Pourquoi la protection de l’enfance reste incapable de prévenir certains drames malgré des alertes connues et des moyens jugés insuffisants
Après la mort de Louis à Narbonne, Fabien Roussel accuse l’État de sous-doter l’ASE, la justice et le médico-social. Il relie ce drame à d’autres affaires qui relancent la question des moyens et de la protection des mineurs.

Quand un signal d’alerte existe, qui prend la responsabilité d’agir à temps ?
Lorsqu’un mineur est déjà connu des services, que des violences ont été signalées et qu’un drame survient quand même, la question devient simple pour les familles : qui protège vraiment l’enfant ? C’est le cœur de la polémique relancée par la mort de Louis à Narbonne, un dossier que Fabien Roussel a utilisé pour viser la faiblesse des services publics.
Le patron du Parti communiste ne s’en prend pas seulement à un cas isolé. Il met en cause une chaîne entière : l’Aide sociale à l’enfance, la justice, la protection judiciaire de la jeunesse et, plus largement, des administrations qu’il juge sous-dotées. Son angle est politique, mais il s’appuie sur un vrai sujet de fond : la protection de l’enfance est décrite depuis des années comme un système en tension, avec des difficultés de recrutement massives et des places qui manquent dans plusieurs départements.
Louis, Narbonne, Lyhanna : deux affaires qui alimentent la même colère
Dans le cas de Louis, l’adolescent de 17 ans avait été orienté vers une structure de l’Aide sociale à l’enfance à Narbonne deux mois avant sa mort, selon les éléments repris dans le débat public. Fabien Roussel a insisté sur un point précis : le jeune avait porté plainte en mai pour des violences, sans que ses parents en aient été informés. C’est cette accumulation — placement, signalement, puis issue dramatique — qui nourrit l’accusation de défaillance de l’État.
La référence à Lyhanna poursuit la même logique. À l’Assemblée nationale, des élus ont demandé des explications sur les dysfonctionnements révélés par cette affaire, et le garde des sceaux a demandé une revue de dizaines de milliers de plaintes impliquant des enfants, avec un point d’étape annoncé pour le 14 juillet 2026. Le débat ne porte donc plus seulement sur l’émotion. Il porte sur la capacité réelle de l’institution à traiter vite les signaux de danger.
Pour les familles, l’enjeu est brutal : un signal mal traité peut laisser un enfant exposé.
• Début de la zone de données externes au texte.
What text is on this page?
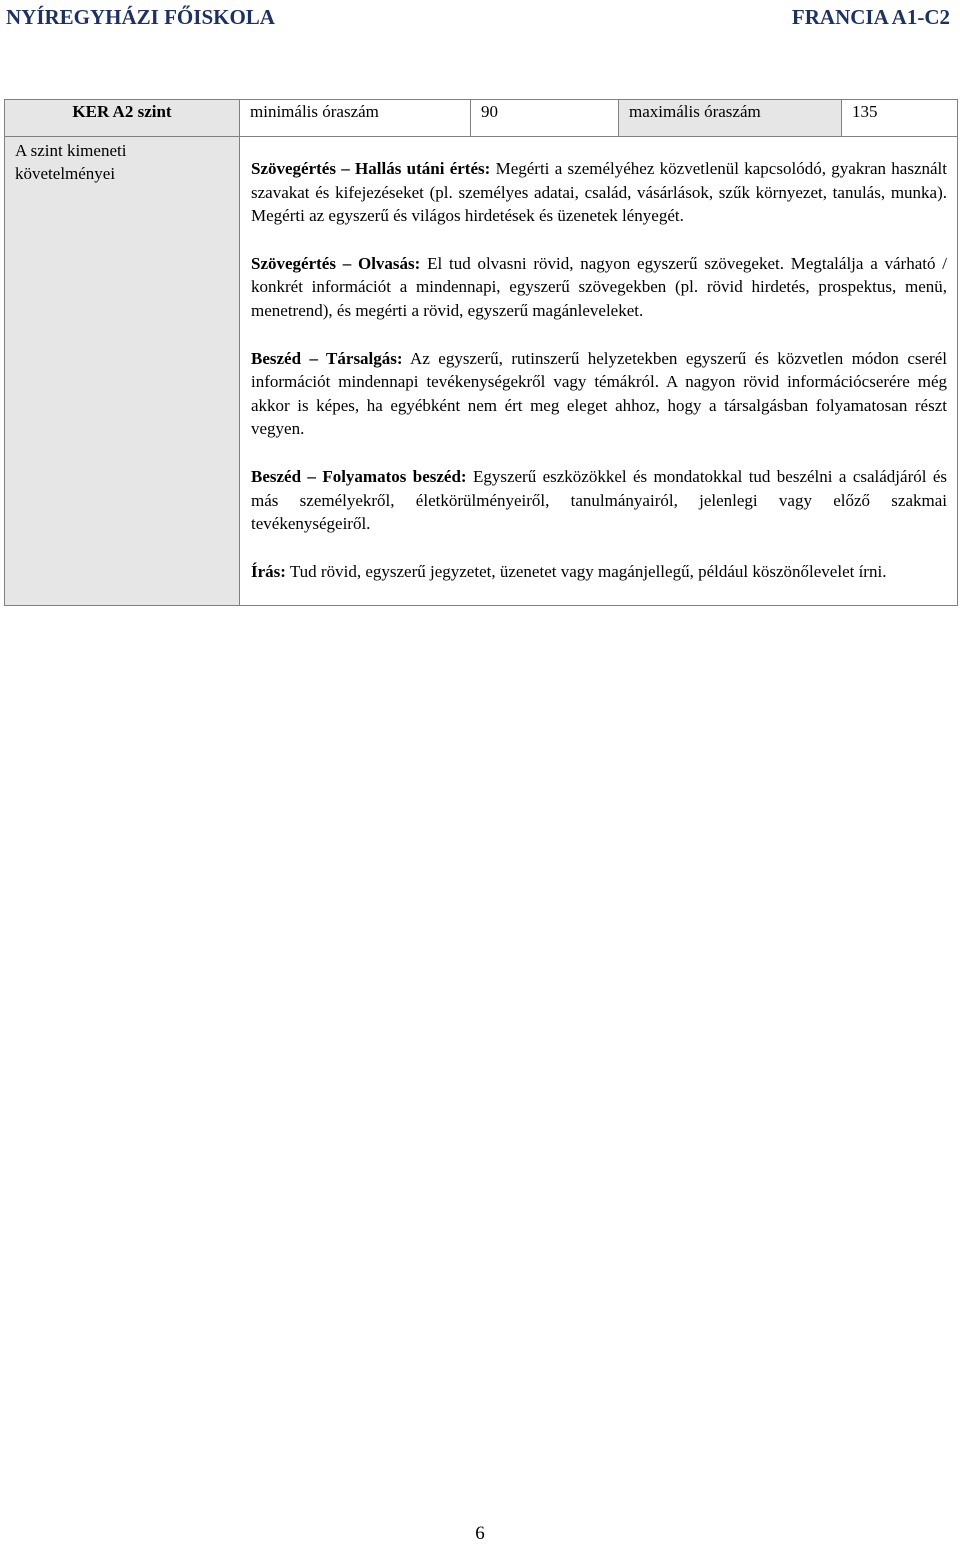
NYÍREGYHÁZI FŐISKOLA	FRANCIA A1-C2
KER A2 szint	minimális óraszám	90	maximális óraszám	135
A szint kimeneti követelményei	Szövegértés – Hallás utáni értés: Megérti a személyéhez közvetlenül kapcsolódó, gyakran használt szavakat és kifejezéseket (pl. személyes adatai, család, vásárlások, szűk környezet, tanulás, munka). Megérti az egyszerű és világos hirdetések és üzenetek lényegét.

Szövegértés – Olvasás: El tud olvasni rövid, nagyon egyszerű szövegeket. Megtalálja a várható / konkrét információt a mindennapi, egyszerű szövegekben (pl. rövid hirdetés, prospektus, menü, menetrend), és megérti a rövid, egyszerű magánleveleket.

Beszéd – Társalgás: Az egyszerű, rutinszerű helyzetekben egyszerű és közvetlen módon cserél információt mindennapi tevékenységekről vagy témákról. A nagyon rövid információcserére még akkor is képes, ha egyébként nem ért meg eleget ahhoz, hogy a társalgásban folyamatosan részt vegyen.

Beszéd – Folyamatos beszéd: Egyszerű eszközökkel és mondatokkal tud beszélni a családjáról és más személyekről, életkörülményeiről, tanulmányairól, jelenlegi vagy előző szakmai tevékenységeiről.

Írás: Tud rövid, egyszerű jegyzetet, üzenetet vagy magánjellegű, például köszönőlevelet írni.			

6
Pour les professionnels, le problème est tout aussi concret : ils doivent gérer des situations lourdes avec des équipes fragiles, des remplacements difficiles et des services saturés. C’est là que la critique de Fabien Roussel trouve un écho.
Ce que disent les chiffres : un secteur qui tourne en sous-régime
Le secrétaire national communiste parle d’environ 30 000 postes manquants dans la protection de l’enfance. Ce chiffre n’est pas sorti de nulle part : il est repris dans des travaux du Sénat et de Vie publique, qui évoquent plus de 71 % des établissements en difficulté pour recruter. Autrement dit, une grande partie du secteur cherche des bras, mais ne les trouve pas.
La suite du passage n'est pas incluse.